Police have not publicly spoken about what they think happened as Preston arrived home in the 8100 block of South Blackstone around 1:42 a.m.
The Sun-Times reported that Preston was shot during a robbery, and her gun was taken.
In fact, CPD recently warned residents in the local police districts about three armed robberies that occurred late on April 28. Those robberies involved a group of masked and armed men who targeted victims as they exited their vehicles.
Ring surveillance video of one of the April 28 robberies began circulating online Saturday with false claims that it showed the moments before Preston was attacked.
A ShotSpotter recording of the gunfire, provided to CWBChicago by a source, appears to have captured three individual gunshots in quick succession followed by a short round of automatic fire.
Late Saturday afternoon, Chicago police located the getaway car that investigators had linked to Preston’s murder. The red Kia, stolen from the 4700 block of South Indiana, was found burned in the 7200 block of South Eberhart, according to a law enforcement source.
CPD radio transmissions show that police first learned of gunfire at the address where Preston was killed 30 minutes before officers found her. What happened? That’s something city leaders will need to answer.
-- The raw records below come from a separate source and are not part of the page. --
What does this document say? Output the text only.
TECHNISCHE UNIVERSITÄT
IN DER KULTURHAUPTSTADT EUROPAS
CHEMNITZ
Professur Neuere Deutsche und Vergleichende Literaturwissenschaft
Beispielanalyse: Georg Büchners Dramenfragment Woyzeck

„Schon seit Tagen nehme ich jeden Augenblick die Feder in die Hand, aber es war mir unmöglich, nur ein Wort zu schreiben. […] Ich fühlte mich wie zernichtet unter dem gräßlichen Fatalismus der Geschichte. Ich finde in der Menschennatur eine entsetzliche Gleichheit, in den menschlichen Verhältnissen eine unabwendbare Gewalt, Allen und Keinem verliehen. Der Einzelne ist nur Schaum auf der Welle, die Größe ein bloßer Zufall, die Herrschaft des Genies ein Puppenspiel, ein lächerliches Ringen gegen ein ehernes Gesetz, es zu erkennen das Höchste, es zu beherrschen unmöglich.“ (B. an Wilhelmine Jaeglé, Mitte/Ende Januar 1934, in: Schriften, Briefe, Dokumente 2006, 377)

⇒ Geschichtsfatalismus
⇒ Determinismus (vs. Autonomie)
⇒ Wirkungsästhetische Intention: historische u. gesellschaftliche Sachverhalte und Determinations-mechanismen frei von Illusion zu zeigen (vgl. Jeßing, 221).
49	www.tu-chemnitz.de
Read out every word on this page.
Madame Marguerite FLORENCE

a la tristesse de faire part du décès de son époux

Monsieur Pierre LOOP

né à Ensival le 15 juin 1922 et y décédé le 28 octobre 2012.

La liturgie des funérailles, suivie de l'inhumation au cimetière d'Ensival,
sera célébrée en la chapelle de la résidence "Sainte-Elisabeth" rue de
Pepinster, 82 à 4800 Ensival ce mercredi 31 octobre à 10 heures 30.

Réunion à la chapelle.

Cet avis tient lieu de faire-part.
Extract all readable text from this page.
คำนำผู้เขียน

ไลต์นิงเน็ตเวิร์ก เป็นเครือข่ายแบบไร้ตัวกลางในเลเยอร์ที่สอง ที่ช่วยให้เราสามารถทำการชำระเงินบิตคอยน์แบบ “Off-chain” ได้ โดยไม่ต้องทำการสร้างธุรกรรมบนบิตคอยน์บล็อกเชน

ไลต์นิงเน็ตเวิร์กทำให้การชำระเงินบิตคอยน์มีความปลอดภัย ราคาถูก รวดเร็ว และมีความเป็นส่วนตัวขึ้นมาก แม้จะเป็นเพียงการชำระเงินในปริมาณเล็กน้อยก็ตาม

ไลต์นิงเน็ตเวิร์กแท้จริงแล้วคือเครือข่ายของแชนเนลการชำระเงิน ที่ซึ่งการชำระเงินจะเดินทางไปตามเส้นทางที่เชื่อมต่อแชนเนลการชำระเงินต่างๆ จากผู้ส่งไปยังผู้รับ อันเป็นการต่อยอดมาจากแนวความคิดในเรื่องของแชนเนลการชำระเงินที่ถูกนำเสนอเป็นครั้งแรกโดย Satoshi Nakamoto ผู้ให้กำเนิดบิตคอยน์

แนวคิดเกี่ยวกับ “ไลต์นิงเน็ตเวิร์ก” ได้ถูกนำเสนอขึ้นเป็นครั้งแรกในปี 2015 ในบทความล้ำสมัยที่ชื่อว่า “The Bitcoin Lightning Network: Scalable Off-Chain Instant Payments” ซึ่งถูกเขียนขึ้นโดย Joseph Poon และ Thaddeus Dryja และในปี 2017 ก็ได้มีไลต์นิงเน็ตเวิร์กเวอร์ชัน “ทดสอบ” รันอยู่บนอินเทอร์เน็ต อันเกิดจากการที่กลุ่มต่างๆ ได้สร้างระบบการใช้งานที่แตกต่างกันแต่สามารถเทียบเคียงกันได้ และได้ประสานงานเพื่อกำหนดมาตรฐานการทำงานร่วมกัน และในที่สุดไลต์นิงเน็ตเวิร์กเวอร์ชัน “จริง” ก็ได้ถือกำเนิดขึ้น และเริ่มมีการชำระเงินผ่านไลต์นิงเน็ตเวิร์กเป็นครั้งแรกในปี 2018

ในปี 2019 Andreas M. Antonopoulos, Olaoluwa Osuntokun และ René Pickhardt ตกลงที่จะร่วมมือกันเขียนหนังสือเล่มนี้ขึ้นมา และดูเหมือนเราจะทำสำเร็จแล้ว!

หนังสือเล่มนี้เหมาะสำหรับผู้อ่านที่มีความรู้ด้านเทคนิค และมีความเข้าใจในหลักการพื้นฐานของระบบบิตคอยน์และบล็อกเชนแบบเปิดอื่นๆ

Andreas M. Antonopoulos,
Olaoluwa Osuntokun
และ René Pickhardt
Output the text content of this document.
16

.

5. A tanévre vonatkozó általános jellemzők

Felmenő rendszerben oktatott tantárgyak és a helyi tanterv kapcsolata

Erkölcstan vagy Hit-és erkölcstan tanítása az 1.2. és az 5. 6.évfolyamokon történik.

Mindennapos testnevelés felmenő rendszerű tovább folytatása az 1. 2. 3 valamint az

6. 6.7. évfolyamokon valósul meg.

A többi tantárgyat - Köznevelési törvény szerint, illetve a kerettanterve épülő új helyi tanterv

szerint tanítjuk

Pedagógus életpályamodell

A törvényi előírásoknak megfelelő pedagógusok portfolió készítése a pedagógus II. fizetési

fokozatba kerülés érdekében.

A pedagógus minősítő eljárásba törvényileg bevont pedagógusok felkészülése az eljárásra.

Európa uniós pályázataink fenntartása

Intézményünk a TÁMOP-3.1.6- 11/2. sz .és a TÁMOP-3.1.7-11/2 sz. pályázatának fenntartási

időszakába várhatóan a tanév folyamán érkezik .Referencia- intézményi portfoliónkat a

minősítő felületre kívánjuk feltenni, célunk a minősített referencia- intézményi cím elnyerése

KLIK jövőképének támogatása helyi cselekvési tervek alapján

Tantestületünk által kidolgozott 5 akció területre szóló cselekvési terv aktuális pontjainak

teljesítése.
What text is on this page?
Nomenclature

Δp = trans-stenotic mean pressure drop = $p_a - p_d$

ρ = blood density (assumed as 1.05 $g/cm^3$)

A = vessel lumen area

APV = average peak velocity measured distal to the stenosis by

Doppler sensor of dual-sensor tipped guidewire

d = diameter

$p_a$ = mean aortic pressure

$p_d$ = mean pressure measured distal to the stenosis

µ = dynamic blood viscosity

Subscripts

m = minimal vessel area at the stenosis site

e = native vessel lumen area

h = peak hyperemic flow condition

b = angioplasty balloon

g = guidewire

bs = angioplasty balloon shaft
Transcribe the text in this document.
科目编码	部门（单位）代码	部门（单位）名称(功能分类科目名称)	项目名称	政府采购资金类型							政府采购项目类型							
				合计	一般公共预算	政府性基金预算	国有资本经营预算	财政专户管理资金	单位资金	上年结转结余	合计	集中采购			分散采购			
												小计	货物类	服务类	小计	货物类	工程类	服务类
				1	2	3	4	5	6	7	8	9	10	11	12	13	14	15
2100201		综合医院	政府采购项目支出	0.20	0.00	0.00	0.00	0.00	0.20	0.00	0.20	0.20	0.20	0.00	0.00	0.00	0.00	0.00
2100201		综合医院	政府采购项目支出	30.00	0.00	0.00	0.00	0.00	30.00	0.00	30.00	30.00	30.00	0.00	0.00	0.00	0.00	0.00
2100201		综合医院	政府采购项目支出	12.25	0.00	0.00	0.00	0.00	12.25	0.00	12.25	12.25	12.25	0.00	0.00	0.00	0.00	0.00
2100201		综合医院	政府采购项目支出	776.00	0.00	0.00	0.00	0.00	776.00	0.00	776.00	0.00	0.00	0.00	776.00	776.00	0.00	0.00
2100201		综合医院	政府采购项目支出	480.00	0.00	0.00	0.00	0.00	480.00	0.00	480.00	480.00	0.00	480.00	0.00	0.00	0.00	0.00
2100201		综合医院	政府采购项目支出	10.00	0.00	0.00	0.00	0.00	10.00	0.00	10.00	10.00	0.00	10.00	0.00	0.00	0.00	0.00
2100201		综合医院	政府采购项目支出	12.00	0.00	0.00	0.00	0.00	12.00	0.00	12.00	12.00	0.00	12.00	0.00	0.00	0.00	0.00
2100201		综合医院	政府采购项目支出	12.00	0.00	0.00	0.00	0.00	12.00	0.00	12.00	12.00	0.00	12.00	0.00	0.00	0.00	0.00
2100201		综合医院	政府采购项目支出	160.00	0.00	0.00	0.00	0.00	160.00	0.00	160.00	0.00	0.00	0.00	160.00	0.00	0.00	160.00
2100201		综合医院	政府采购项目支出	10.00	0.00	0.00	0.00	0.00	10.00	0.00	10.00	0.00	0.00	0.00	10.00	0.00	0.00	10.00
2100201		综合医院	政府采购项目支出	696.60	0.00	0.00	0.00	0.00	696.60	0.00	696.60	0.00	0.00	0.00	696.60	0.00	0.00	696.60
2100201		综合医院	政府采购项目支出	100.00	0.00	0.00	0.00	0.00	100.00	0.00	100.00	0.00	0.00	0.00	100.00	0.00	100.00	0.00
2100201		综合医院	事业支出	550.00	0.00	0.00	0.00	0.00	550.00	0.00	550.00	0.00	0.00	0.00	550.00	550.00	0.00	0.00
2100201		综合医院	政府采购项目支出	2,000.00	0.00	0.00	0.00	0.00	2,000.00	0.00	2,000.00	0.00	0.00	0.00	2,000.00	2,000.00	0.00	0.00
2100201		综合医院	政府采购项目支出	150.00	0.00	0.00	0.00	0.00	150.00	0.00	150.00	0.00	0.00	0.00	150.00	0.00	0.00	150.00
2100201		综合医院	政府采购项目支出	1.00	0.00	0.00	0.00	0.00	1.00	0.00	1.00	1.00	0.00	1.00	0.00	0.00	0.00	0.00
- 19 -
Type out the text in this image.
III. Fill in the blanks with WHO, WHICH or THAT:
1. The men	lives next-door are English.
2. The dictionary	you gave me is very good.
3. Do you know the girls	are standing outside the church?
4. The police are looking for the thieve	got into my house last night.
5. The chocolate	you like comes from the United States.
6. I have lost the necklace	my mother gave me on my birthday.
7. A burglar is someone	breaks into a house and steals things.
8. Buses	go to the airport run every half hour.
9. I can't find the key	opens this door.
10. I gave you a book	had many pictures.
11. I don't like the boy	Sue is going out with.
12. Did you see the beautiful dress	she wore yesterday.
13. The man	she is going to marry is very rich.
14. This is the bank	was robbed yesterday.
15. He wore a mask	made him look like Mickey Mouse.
But here’s what the radio activity reveals:
At 1:09 Saturday morning, a police dispatcher went on air to read off a list of pending assignments in the South Chicago (4th) District. He read off 26 calls, some hours old, waiting for officers to handle.
Later, at 1:43 a.m., an officer in a neighboring district radioed that they heard “like a burst” of gunfire to their south.
Moments after that, an officer in the 4th District came on the air. He said a ShotSpotter gunfire detector registered nine shots fired at the exact address where Preston was later found. The dispatcher repeated the information, but no officers were assigned to investigate the ShotSpotter information.
Three minutes later, an officer asked if any calls had been received about a person who had been shot. None had, the dispatcher confirmed.
Then, at 2:02 a.m., the dispatcher reported that an Apple Watch had alerted to a traffic accident at the address right next door to the one that ShotSpotter had provided. Apple Watches can be set to call for help if they detect movement that they believe resembles a car crash. But it can misinterpret other actions, such as falling down, as a crash, according to some owners we spoke with.
With that information, the dispatcher assigned the Apple Watch call to a patrol car and advised them of the ShotSpotter information, too. An officer advised that they were on their way but were not close by.
Finally, at 2:15 a.m., the assigned officer jumped on the radio to declare an emergency: an off-duty officer had been shot at the Blackstone location.